Effect of animal species
Sheep and goats increased the amount of straw intake when the amount offered was increased to allow animals to refuse more than the rate of 10 to 20% of amount offered, normally adopted in ad libitum feeding trials. Our research has aimed to define how much straw needs to be consumed in goats and sheep, to enable them to select the more nutritious components of straw, after eating the restricted amount of concentrate in absence of presence of ENZ. Differences in gut morphology, rumen size, and physiology, such as rumen motility (Tisserand et al, 1991), offer an explanation as to differences between the two species. Attempts have been made to explain the observed differences in diet selection, on grounds of nutrient requirements and physiology, which postulate that goats differ from sheep in energy, nitrogen, dietary fibre requirements, digestive capacity and the rate of passage of undigested residues (Brown and Johnson, 1985; Lu, 1988).

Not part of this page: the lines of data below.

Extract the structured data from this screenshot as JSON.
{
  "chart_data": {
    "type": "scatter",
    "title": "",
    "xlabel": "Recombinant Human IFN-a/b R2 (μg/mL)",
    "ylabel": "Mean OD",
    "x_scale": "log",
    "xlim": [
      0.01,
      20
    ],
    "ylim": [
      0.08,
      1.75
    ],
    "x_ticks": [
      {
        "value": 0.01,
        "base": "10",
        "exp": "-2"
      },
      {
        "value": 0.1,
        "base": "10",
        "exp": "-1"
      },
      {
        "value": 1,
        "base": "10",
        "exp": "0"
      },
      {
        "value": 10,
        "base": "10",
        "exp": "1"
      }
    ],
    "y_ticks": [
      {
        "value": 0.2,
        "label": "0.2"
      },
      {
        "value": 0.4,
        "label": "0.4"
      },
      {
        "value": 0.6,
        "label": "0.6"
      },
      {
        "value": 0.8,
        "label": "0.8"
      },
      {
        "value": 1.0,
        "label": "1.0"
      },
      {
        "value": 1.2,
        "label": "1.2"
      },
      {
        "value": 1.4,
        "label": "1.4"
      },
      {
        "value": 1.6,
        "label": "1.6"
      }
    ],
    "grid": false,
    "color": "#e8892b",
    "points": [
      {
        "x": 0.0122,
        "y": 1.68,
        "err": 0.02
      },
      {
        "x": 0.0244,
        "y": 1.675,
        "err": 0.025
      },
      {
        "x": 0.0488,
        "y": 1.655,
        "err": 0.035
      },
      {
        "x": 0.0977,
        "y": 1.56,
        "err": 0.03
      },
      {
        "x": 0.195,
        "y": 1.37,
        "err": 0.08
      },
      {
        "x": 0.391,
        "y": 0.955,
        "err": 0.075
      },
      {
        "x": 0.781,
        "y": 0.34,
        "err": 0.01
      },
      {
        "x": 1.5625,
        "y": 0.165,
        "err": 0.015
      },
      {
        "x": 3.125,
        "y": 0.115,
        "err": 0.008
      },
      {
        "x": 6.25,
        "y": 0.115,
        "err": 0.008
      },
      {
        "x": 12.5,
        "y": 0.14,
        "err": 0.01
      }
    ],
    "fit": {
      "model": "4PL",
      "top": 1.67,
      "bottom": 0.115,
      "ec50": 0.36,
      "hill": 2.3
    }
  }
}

Sheep and goats in our study were fed less than 60% of their DM required for the growth (NRC, 1985) to give the animal chance to increase the amount ingested from the wheat straw. Goats had the lowest (P<0.05) total DM intake (Table 4) and associated with an improvement in nutrient digestibility and ADG more than sheep (625 and 743g/animal/d, for goats and sheep, respectively). Both goats and sheep increased their total intake with increasing amounts of straw offered, under addition of ENZ in concentrate, and this was reflected in increasing rates of live- weight gain. Growth rates of goats were higher than for sheep; although intakes were higher in sheep than goats. The species differences were probably also a reflection due to the higher mature weight of the sheep genotype used than goats, and may be reflect also the higher efficiency of goats than sheep in feed utilization.
Addition of enzymes of ZADO® enzymes improved nutrients digestibility in sheep and goats. The improvement was better in goats than in sheep. Goats had the lowest total dry matter intake that associated with an improvement in nutrient digestibility and average daily gain more than sheep. These results suggested a good performance of goats than sheep under the critical conditions of shortage feedstuffs during the dry season in Egypt.